Danielle Marrero, her children, and her fiance had to move in to her mother’s apartment in South Beach after her home in that neighborhood was completely flooded. But her mother’s home, too, is plagued by mold that the landlord has not removed. Her family doesn’t want to complain too much to the landlord, she said, who is already annoyed extra people are staying in the home.
The report surveyed 690 homes — and 61 percent of them had visible mold at the time of the survey. More than a third of residents who tried to get rid of the mold saw it return — and if the resident tried to get rid of the mold on his own, it returned 90 percent of the time.
More than half of renters have already tried to get rid of mold, the report found, even though it’s a landlord’s job.

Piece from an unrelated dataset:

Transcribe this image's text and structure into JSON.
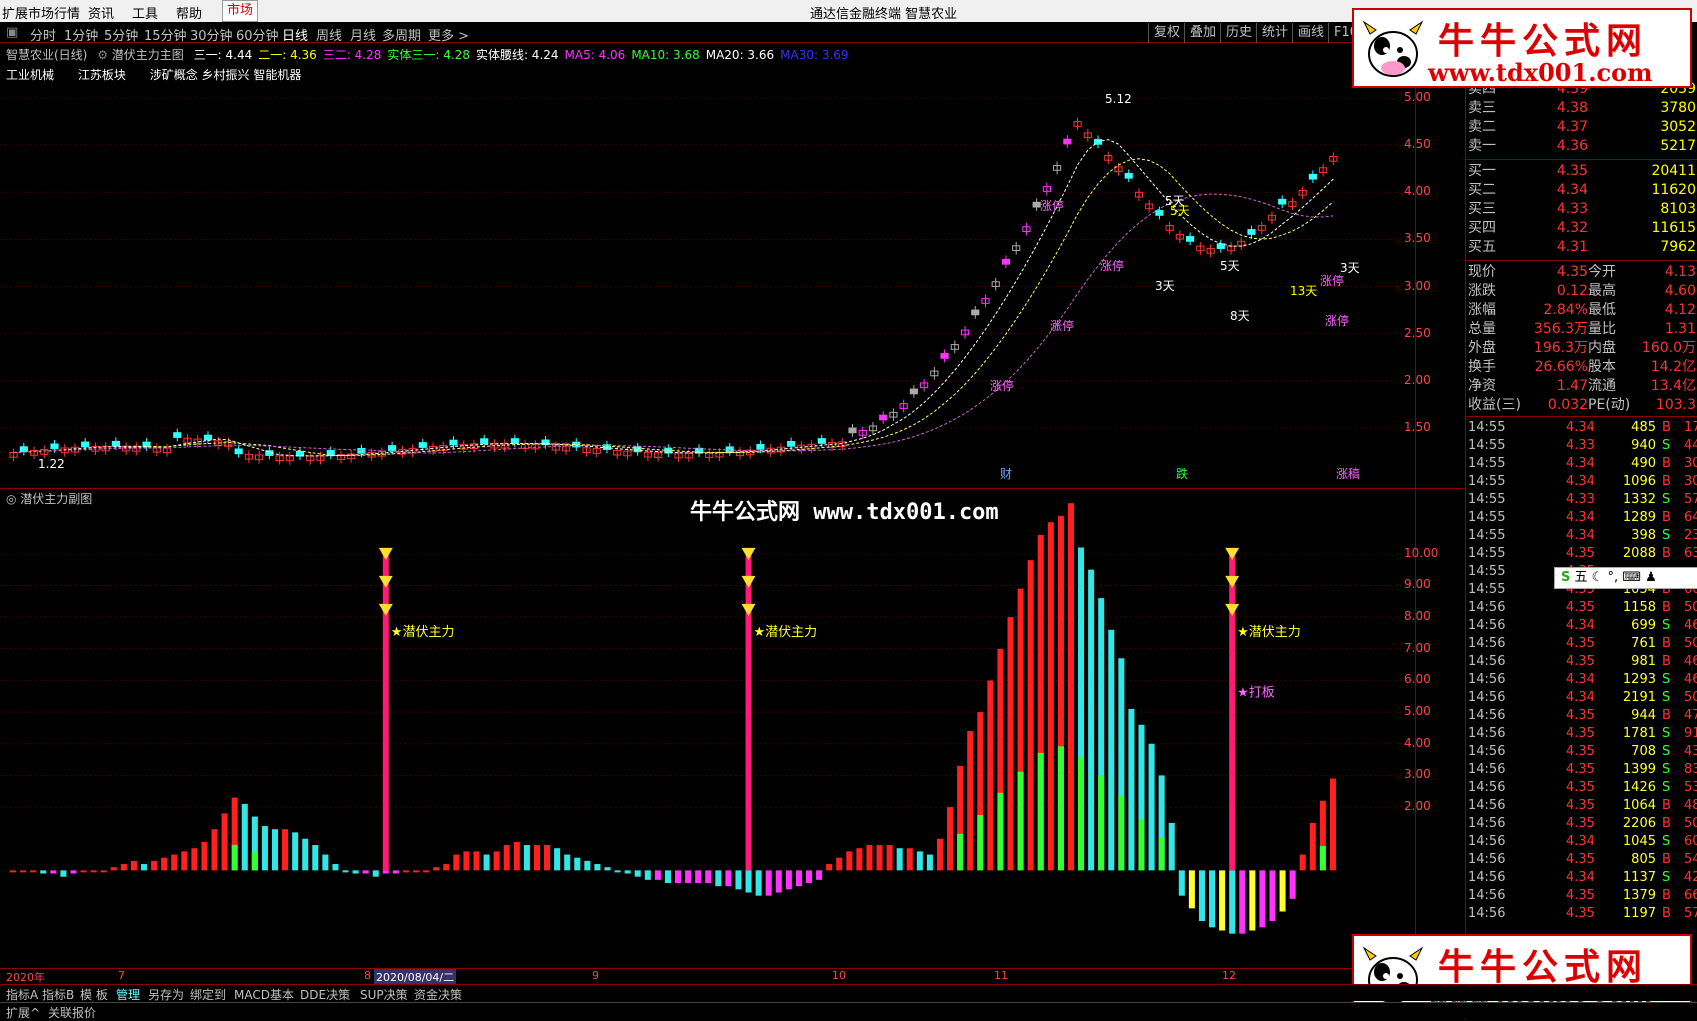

In response to the findings, the report recommended three things: For the city to create a program that proactively assesses homes for mold, rather than requiring people to opt-in; that the city set aside federal Community Development Block Grants just for mold remediation, and not require that homes have other damage to get it; and that the city develop a clear path for tenants to have the right to a mold-free home.
But Spencer said the Neighborhood Revitalization NYC program, run by the city but funded by nonprofit and private groups, can help most people still struggling with mold. While the report found few aware of it, Spencer said the program has been heavily publicized at community meetings and in the media — including in the Advance.
Spencer said renters can call the program’s toll-free number to report mold in their home — and the program will contact the property owner for them. It’s unlikely landlords wouldn’t accept the free mold removal service, but if they didn’t, Spencer said the Mayor’s Fund for the Advancement of New York already has legal services for tenants rights issues that could help.